While these measures have produced modest savings in some markets, opponents warn that price caps or rigid rate-setting could reduce innovation or drive providers out of certain regions. As a result, current reform debates hinge on whether the US can slow the growth of health spending without sacrificing access or quality.
Outlook through 2030 and beyond
Several long-term forecasts project that US health spending will rise to roughly 19-20% of GDP by 2032, with federal health programs accounting for an expanding share. These projections assume that underlying drivers-population aging, chronic disease, and high prices-persist at least at current rates, with only partial offset from efficiency gains or policy interventions.
For families, the implication is that healthcare savings must increasingly compete with other priorities such as housing, education, and retirement. For employers and policymakers, the challenge is to design systems that spread the burden more equitably while preserving the innovation and access that underpin the current level of care.

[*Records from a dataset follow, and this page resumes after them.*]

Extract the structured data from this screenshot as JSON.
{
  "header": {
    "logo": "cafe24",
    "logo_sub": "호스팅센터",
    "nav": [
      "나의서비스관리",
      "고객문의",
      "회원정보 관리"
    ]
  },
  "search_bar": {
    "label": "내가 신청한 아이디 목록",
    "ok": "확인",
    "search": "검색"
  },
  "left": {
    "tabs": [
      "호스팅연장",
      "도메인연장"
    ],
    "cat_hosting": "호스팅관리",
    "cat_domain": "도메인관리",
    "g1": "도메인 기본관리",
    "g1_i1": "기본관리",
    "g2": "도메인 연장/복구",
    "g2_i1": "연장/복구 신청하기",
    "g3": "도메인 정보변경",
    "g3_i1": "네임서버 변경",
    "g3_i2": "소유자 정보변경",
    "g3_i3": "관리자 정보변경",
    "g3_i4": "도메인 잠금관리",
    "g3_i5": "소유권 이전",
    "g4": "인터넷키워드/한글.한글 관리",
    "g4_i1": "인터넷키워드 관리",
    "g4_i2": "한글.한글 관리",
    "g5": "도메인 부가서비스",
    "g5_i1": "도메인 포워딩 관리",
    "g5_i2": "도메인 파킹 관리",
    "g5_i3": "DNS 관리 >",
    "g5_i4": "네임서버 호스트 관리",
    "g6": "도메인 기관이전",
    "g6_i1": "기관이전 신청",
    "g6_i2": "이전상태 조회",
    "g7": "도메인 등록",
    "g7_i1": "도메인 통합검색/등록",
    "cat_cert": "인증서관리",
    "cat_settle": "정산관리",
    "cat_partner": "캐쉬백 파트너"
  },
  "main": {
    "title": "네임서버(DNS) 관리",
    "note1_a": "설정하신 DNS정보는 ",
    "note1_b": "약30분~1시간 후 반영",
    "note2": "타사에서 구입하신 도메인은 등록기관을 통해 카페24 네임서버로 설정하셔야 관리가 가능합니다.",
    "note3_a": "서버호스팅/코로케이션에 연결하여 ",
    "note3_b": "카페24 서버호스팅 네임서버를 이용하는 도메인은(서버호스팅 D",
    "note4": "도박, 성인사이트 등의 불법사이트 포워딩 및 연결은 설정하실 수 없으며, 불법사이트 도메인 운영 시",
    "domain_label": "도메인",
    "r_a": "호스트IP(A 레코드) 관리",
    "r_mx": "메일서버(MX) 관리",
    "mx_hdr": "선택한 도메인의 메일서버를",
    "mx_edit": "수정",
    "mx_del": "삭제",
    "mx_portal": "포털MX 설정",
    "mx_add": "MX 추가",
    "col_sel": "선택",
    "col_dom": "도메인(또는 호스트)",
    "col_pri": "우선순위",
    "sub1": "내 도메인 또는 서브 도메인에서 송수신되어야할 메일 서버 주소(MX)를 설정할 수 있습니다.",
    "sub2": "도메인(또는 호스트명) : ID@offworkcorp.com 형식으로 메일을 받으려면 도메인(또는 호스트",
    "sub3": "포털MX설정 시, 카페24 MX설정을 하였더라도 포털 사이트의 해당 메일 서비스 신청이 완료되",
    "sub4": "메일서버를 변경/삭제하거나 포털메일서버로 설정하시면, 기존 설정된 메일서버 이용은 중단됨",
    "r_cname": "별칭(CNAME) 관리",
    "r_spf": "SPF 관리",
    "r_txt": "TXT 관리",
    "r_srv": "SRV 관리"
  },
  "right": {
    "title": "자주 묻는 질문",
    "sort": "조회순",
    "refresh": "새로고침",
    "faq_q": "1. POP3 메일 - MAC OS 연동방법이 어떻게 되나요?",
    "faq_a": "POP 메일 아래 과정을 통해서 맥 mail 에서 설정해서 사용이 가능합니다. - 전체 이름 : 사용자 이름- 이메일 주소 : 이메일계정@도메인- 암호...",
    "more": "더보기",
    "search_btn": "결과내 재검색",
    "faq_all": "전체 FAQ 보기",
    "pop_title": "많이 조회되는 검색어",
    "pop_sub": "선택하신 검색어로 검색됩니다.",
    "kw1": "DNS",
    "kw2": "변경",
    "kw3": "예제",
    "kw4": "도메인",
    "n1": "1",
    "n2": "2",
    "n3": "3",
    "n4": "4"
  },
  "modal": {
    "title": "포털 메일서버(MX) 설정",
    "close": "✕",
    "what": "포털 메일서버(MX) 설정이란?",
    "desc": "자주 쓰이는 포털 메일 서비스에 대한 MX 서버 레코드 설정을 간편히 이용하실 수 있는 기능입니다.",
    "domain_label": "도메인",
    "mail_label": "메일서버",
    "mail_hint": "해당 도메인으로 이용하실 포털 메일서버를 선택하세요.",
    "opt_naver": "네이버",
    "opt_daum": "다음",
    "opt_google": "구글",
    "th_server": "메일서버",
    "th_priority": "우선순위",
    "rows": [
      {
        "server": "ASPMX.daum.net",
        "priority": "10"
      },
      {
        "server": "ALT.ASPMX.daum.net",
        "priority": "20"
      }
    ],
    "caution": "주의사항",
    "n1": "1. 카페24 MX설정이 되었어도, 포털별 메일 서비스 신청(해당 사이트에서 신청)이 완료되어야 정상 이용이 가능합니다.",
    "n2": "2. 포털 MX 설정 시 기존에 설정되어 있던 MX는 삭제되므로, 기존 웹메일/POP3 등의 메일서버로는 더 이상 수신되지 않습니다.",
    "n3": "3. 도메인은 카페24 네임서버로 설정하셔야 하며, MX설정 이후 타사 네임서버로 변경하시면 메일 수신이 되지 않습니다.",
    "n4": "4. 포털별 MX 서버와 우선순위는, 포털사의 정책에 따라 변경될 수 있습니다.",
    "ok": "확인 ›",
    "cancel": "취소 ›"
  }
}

Helpful tips and tricks for Us Healthcare Expense Trends Reveal A Worrying Shift
How do recent healthcare spending increases compare to wage growth?
Between 2019 and 2024, average annual wage growth in the US has hovered around 3-4%, while the Consumer Price Index (CPI) for medical care has risen closer to 3.0% per year over the past two decades, with some recent years exceeding the general CPI. This means that even when wages grow modestly, healthcare premiums and out-of-pocket costs can consume a larger share of disposable income, particularly for middle-income households.
Are prescription drug costs growing faster than other categories?
Data for 2023 show that prescription drug spending grew by about 11.4%, outpacing both hospital care (10.4%) and physician services (7.6%), and more than double the economy-wide inflation rate. This acceleration is driven by high-cost new cancer therapies, biologics, and blockbuster weight-loss drugs, as well as list-price increases and limited generic competition in some therapeutic classes.
What role does hospital consolidation play in rising costs?
Analyses from the Peterson Center and academic researchers indicate that when hospitals merge or form large systems, they can exert greater bargaining power over private insurers, leading to higher negotiated rates. In some markets, this has translated into faster growth in inpatient spending than in more fragmented regions, with limited evidence that consolidation improves quality or efficiency.
How much of healthcare spending is federal versus private?
Federal and state public programs now account for about half of all US health spending, with Medicare and Medicaid representing the largest components. The remaining half is financed by private health insurance, out-of-pocket payments, and other sources, a split that reflects the US's mixed public-private model.
What practical steps can individuals take to manage rising healthcare expenses?
Individuals can mitigate rising out-of-pocket costs by shopping for price-transparent care, using high-value networks, and selecting plans with appropriate deductibles and copays relative to their expected utilization. Health savings accounts (HSAs), preventive services, and medication-cost-reduction tools such as coupon programs and mail-order generics can also help lower annual healthcare expenditure for many households.